The Tech Industry Doesn’t Sleep, Nor Does its Facility Development
Data centers, server farms, telecomm facilities, and laboratories, among other tech facilities, commonly fit within the definition of mission critical. The interruption or delay of operations within these hubs would result in disaster for business and severely compromise revenue streams. Both post-construction risk mitigation and speed to revenue are of vital importance to the owners and developers of these projects because of the timely significance of their functionality.
As speed to market is concerned, the rapidity of construction and ensuring a facility is operational gives companies a competitive advantage. Technological advances are increasingly quick and customer demand rises in direct correlation with available technologies on a relatively short delay. Developers of facility projects must understand not only the baseline revenue benefits of a speed to market strategy, but how to implement it.

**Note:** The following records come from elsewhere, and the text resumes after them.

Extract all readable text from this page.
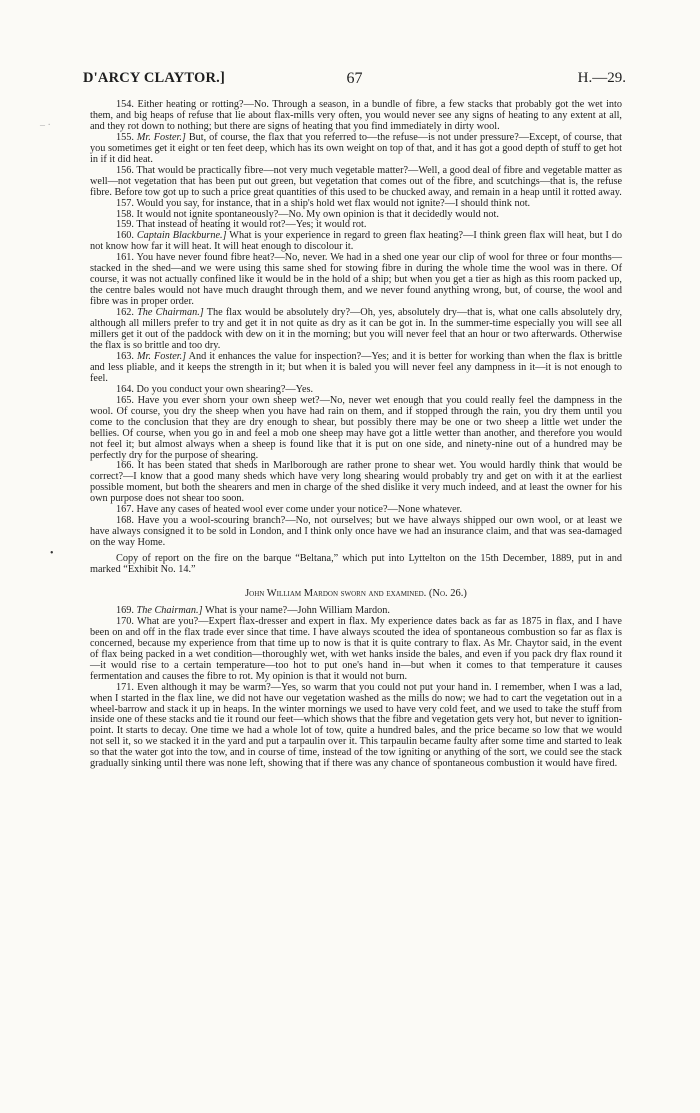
D'ARCY CLAYTOR.]	67	H.—29.
– ·
•

154. Either heating or rotting?—No. Through a season, in a bundle of fibre, a few stacks that probably got the wet into them, and big heaps of refuse that lie about flax-mills very often, you would never see any signs of heating to any extent at all, and they rot down to nothing; but there are signs of heating that you find immediately in dirty wool.

155. Mr. Foster.] But, of course, the flax that you referred to—the refuse—is not under pressure?—Except, of course, that you sometimes get it eight or ten feet deep, which has its own weight on top of that, and it has got a good depth of stuff to get hot in if it did heat.

156. That would be practically fibre—not very much vegetable matter?—Well, a good deal of fibre and vegetable matter as well—not vegetation that has been put out green, but vegetation that comes out of the fibre, and scutchings—that is, the refuse fibre. Before tow got up to such a price great quantities of this used to be chucked away, and remain in a heap until it rotted away.

157. Would you say, for instance, that in a ship's hold wet flax would not ignite?—I should think not.

158. It would not ignite spontaneously?—No. My own opinion is that it decidedly would not.

159. That instead of heating it would rot?—Yes; it would rot.

160. Captain Blackburne.] What is your experience in regard to green flax heating?—I think green flax will heat, but I do not know how far it will heat. It will heat enough to discolour it.

161. You have never found fibre heat?—No, never. We had in a shed one year our clip of wool for three or four months—stacked in the shed—and we were using this same shed for stowing fibre in during the whole time the wool was in there. Of course, it was not actually confined like it would be in the hold of a ship; but when you get a tier as high as this room packed up, the centre bales would not have much draught through them, and we never found anything wrong, but, of course, the wool and fibre was in proper order.

162. The Chairman.] The flax would be absolutely dry?—Oh, yes, absolutely dry—that is, what one calls absolutely dry, although all millers prefer to try and get it in not quite as dry as it can be got in. In the summer-time especially you will see all millers get it out of the paddock with dew on it in the morning; but you will never feel that an hour or two afterwards. Otherwise the flax is so brittle and too dry.

163. Mr. Foster.] And it enhances the value for inspection?—Yes; and it is better for working than when the flax is brittle and less pliable, and it keeps the strength in it; but when it is baled you will never feel any dampness in it—it is not enough to feel.

164. Do you conduct your own shearing?—Yes.

165. Have you ever shorn your own sheep wet?—No, never wet enough that you could really feel the dampness in the wool. Of course, you dry the sheep when you have had rain on them, and if stopped through the rain, you dry them until you come to the conclusion that they are dry enough to shear, but possibly there may be one or two sheep a little wet under the bellies. Of course, when you go in and feel a mob one sheep may have got a little wetter than another, and therefore you would not feel it; but almost always when a sheep is found like that it is put on one side, and ninety-nine out of a hundred may be perfectly dry for the purpose of shearing.

166. It has been stated that sheds in Marlborough are rather prone to shear wet. You would hardly think that would be correct?—I know that a good many sheds which have very long shearing would probably try and get on with it at the earliest possible moment, but both the shearers and men in charge of the shed dislike it very much indeed, and at least the owner for his own purpose does not shear too soon.

167. Have any cases of heated wool ever come under your notice?—None whatever.

168. Have you a wool-scouring branch?—No, not ourselves; but we have always shipped our own wool, or at least we have always consigned it to be sold in London, and I think only once have we had an insurance claim, and that was sea-damaged on the way Home.

Copy of report on the fire on the barque “Beltana,” which put into Lyttelton on the 15th December, 1889, put in and marked “Exhibit No. 14.”

John William Mardon sworn and examined. (No. 26.)

169. The Chairman.] What is your name?—John William Mardon.

170. What are you?—Expert flax-dresser and expert in flax. My experience dates back as far as 1875 in flax, and I have been on and off in the flax trade ever since that time. I have always scouted the idea of spontaneous combustion so far as flax is concerned, because my experience from that time up to now is that it is quite contrary to flax. As Mr. Chaytor said, in the event of flax being packed in a wet condition—thoroughly wet, with wet hanks inside the bales, and even if you pack dry flax round it—it would rise to a certain temperature—too hot to put one's hand in—but when it comes to that temperature it causes fermentation and causes the fibre to rot. My opinion is that it would not burn.

171. Even although it may be warm?—Yes, so warm that you could not put your hand in. I remember, when I was a lad, when I started in the flax line, we did not have our vegetation washed as the mills do now; we had to cart the vegetation out in a wheel-barrow and stack it up in heaps. In the winter mornings we used to have very cold feet, and we used to take the stuff from inside one of these stacks and tie it round our feet—which shows that the fibre and vegetation gets very hot, but never to ignition-point. It starts to decay. One time we had a whole lot of tow, quite a hundred bales, and the price became so low that we would not sell it, so we stacked it in the yard and put a tarpaulin over it. This tarpaulin became faulty after some time and started to leak so that the water got into the tow, and in course of time, instead of the tow igniting or anything of the sort, we could see the stack gradually sinking until there was none left, showing that if there was any chance of spontaneous combustion it would have fired.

Differentiation from Competition Means Being First
The relevance of speed to market is true for almost any industry, but it’s certainly most useful in highly saturated competitive markets. Verizon and AT&T, to use that analogy, don’t offer services that are altogether unique from the other. What they must use to differentiate themselves, beyond branding, is their ability to adopt new technologies quickly (i.e. 4G) and race the other to the finish line with implementation. Speed leads to customer buy-in, and customer buy-in leads to revenue. They must, therefore, establish the infrastructure to provide new levels of technology or coverage much faster.
Innovation and technological breakthroughs are all well and good, but aren’t going to be the sole drivers of advantage in tech. Unless your new service or technology is exceptionally disruptive (i.e. Uber to the transportation industry), your competition is working with exactly what you have at your disposal. Though even in Uber’s case, the company best known for their cheaper-than-a-cab transportation app, companies such as Lyft were quick to follow their lead. It doesn’t take long for companies to imitate you, but developers can control speed to market barring certain obvious obstacles such as available funding.

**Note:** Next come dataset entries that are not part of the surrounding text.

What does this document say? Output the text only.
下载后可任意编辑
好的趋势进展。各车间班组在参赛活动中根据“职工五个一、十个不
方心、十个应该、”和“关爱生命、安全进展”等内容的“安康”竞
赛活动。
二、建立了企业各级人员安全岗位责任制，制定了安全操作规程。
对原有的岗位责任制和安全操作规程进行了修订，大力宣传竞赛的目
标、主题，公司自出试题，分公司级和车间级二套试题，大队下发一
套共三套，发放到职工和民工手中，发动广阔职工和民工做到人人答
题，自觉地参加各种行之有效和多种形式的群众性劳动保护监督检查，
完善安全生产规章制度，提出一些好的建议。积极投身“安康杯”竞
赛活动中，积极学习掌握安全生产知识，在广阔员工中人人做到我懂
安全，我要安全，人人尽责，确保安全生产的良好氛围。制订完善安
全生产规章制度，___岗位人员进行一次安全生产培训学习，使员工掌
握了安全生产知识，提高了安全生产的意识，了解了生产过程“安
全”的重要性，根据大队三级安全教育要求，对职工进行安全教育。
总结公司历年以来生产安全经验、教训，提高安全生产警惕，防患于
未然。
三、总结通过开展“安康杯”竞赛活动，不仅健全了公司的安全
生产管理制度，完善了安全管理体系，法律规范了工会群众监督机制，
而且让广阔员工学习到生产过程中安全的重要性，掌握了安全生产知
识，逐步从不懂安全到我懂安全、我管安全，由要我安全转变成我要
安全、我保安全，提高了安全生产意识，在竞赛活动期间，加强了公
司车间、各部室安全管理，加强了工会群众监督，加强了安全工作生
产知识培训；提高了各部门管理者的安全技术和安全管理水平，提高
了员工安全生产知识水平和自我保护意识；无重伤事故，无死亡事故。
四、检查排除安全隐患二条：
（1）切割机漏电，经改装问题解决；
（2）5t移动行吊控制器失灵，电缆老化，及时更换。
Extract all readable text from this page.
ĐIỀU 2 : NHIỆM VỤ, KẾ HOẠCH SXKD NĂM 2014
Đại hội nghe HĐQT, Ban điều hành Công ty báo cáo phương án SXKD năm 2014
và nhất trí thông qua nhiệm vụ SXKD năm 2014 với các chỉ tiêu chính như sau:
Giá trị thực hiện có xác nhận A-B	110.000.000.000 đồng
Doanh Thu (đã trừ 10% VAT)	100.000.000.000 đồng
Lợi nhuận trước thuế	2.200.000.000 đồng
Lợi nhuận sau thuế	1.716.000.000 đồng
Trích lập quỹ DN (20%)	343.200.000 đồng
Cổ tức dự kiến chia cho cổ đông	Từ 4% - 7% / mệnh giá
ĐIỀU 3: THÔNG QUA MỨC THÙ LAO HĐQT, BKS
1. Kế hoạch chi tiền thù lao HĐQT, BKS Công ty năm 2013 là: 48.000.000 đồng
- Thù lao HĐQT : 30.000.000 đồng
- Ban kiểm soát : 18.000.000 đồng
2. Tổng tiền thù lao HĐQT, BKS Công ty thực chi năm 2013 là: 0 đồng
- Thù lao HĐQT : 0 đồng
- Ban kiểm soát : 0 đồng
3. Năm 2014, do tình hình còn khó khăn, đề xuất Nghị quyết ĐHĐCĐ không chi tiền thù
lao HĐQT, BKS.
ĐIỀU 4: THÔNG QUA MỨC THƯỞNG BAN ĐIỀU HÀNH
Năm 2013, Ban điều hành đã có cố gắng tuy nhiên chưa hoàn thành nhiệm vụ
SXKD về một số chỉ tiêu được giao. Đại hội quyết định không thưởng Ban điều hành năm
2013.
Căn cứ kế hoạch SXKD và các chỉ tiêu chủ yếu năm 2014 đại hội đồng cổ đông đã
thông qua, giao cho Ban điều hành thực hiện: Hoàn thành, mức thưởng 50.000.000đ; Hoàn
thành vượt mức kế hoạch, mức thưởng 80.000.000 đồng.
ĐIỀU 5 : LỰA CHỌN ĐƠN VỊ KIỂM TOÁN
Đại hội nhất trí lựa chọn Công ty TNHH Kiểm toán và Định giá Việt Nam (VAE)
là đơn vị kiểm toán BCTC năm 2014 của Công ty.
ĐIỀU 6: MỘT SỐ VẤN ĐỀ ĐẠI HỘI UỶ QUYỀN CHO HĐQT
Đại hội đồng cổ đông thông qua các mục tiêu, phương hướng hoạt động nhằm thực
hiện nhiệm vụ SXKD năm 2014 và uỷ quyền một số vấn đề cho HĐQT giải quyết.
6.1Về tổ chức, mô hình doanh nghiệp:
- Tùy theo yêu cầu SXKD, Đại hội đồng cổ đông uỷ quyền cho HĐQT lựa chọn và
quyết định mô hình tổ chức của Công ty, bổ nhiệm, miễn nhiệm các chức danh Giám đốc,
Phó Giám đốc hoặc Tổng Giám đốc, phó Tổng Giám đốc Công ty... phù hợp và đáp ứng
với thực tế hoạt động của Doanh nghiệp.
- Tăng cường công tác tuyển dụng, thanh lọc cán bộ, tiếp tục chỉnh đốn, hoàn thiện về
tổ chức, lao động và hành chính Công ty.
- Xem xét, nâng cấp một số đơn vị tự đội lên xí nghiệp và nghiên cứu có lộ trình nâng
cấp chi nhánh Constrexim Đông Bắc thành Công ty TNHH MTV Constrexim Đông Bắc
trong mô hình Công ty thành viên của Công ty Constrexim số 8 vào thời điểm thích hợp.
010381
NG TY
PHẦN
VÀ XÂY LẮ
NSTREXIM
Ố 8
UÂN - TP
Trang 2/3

How Rapid-Drying Concrete Plays In the Big Picture
Concrete is a big deal when setting up your data center or server farm infrastructure quickly and with as little risk as possible. Rapid-drying concrete specifically contributes to speed to market construction strategies by drying to adequate levels months before its conventional counterparts (less than 45 days) without the additional risk of extending the timeline due to inclement weather. The self-desiccating product dries uniformly and eliminates the need for riskier moisture mitigation add-ons to conventionally drying concrete.
With mission critical facilities and potential revenue gains at stake, a developer’s ability to obtain materials necessary to accelerate the construction timeline and significantly reduce future flooring maintenance is crucial.